ZIMBABWE’s largest fish producer, Lake Harvest (LH), has gained 70 percent market share of farmed tilapia since its establishment in 1997, with its incubation facilities now handling 45 million eggs per annum.
Also, about 85 percent of fish feed produced in Zimbabwe is manufactured by LH, according to the company.
It said LH now produces 80 percent of fingerlings in the country.
The firm, whose major operations are in Lake Kariba, said Zimbabwe was well placed to dominate tilapia fish production in the Zambezi River, where neighbouring Zambia is also involved in production at Siavonga.
“Today Lake Harvest produces 70 percent of farmed fish, 85 percent of fish feed and 80 percent of fingerling production in Zimbabwe,” the statement, released to marks 20 years of operations in Zimbabwe, said.
“Lake Harvest is a fully integrated tilapia producer with its own broodstock, hatchery/egg incubation unit handling 45 million eggs per year and growing out operations in 158 cages spread over eight sites on the lake,” LH noted.
It said tilapia farms in Zimbabwe, Zambia and Uganda had seen output rise to 9 000 tonnes in 2017 from 2 500 tonnes in 2009.
“Lake Harvest has fish processing plants for all gutted and filled tilapia, a cold chain distribution unit and its own wholesale and retail outlets to distribute its products throughout the region,” said LH.
The firm said it had benefited from high demand in tilapia output in Zimbabwe, which has been underpinned by “a strong culture of tilapia in its cuisine”.
It said important feed ingredients, including maize and soya bean, were significantly easy to find in Zimbabwe while the lake boasted of highly skilled labour and a stable source of power.
Good infrastructure connections into Zambia and Malawi had also underpinned operations, according to the statement.

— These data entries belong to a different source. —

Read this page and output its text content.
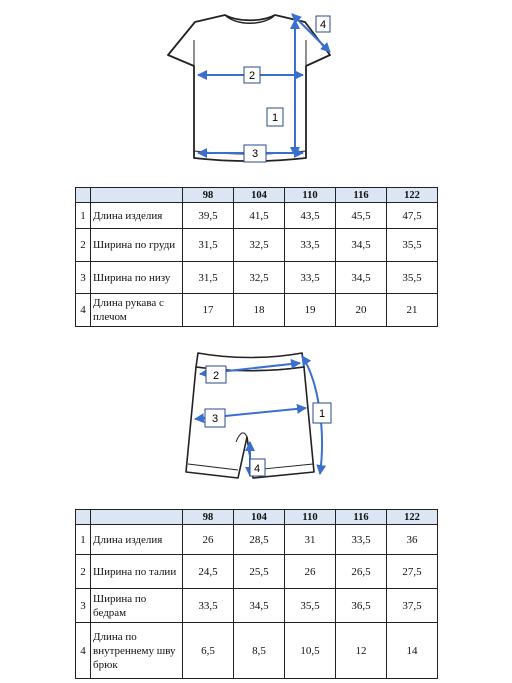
4
2
1
3
		98	104	110	116	122
1	Длина изделия	39,5	41,5	43,5	45,5	47,5
2	Ширина по груди	31,5	32,5	33,5	34,5	35,5
3	Ширина по низу	31,5	32,5	33,5	34,5	35,5
4	Длина рукава с плечом	17	18	19	20	21
2
3	1
4
		98	104	110	116	122
1	Длина изделия	26	28,5	31	33,5	36
2	Ширина по талии	24,5	25,5	26	26,5	27,5
3	Ширина по бедрам	33,5	34,5	35,5	36,5	37,5
4	Длина по внутреннему шву брюк	6,5	8,5	10,5	12	14
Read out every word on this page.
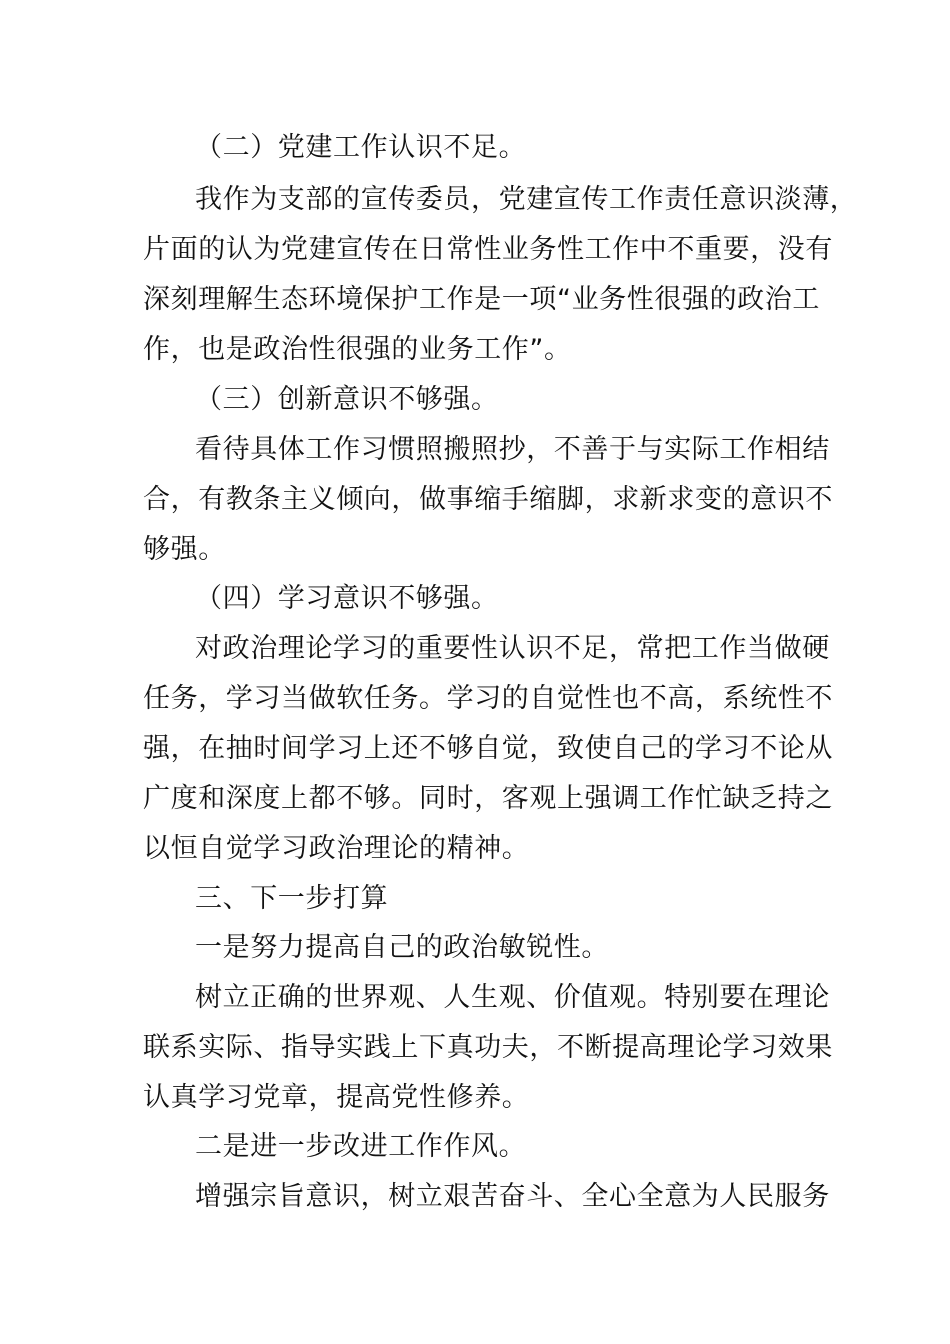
（二）党建工作认识不足。
我作为支部的宣传委员，党建宣传工作责任意识淡薄，
片面的认为党建宣传在日常性业务性工作中不重要，没有
深刻理解生态环境保护工作是一项“业务性很强的政治工
作，也是政治性很强的业务工作”。
（三）创新意识不够强。
看待具体工作习惯照搬照抄，不善于与实际工作相结
合，有教条主义倾向，做事缩手缩脚，求新求变的意识不
够强。
（四）学习意识不够强。
对政治理论学习的重要性认识不足，常把工作当做硬
任务，学习当做软任务。学习的自觉性也不高，系统性不
强，在抽时间学习上还不够自觉，致使自己的学习不论从
广度和深度上都不够。同时，客观上强调工作忙缺乏持之
以恒自觉学习政治理论的精神。
三、下一步打算
一是努力提高自己的政治敏锐性。
树立正确的世界观、人生观、价值观。特别要在理论
联系实际、指导实践上下真功夫，不断提高理论学习效果
认真学习党章，提高党性修养。
二是进一步改进工作作风。
增强宗旨意识，树立艰苦奋斗、全心全意为人民服务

LH’s success comes as tycoons who have exploited kapenta in Lake Kariba for decades have indicated that output has been declining.
Zimbabwe has had to complement fish protein from Lake Kariba through imports due to the significant decline in kapenta output, which has seen prices rising.
The lake has been invaded by a deadly alien predator called crayfish, threatening the availability of fish protein.
Crayfish eats almost anything that it finds, including plants, invertebrates, snails, small fish, fish eggs and even its own offspring.
The predator has been spotted in Lake Kariba in massive numbers after it was introduced from Australia for a fish farming project.
It has been breeding out of control, eating the food sources of all fish breeds, including breams, leaving the entire aquatic ecosystem in turmoil.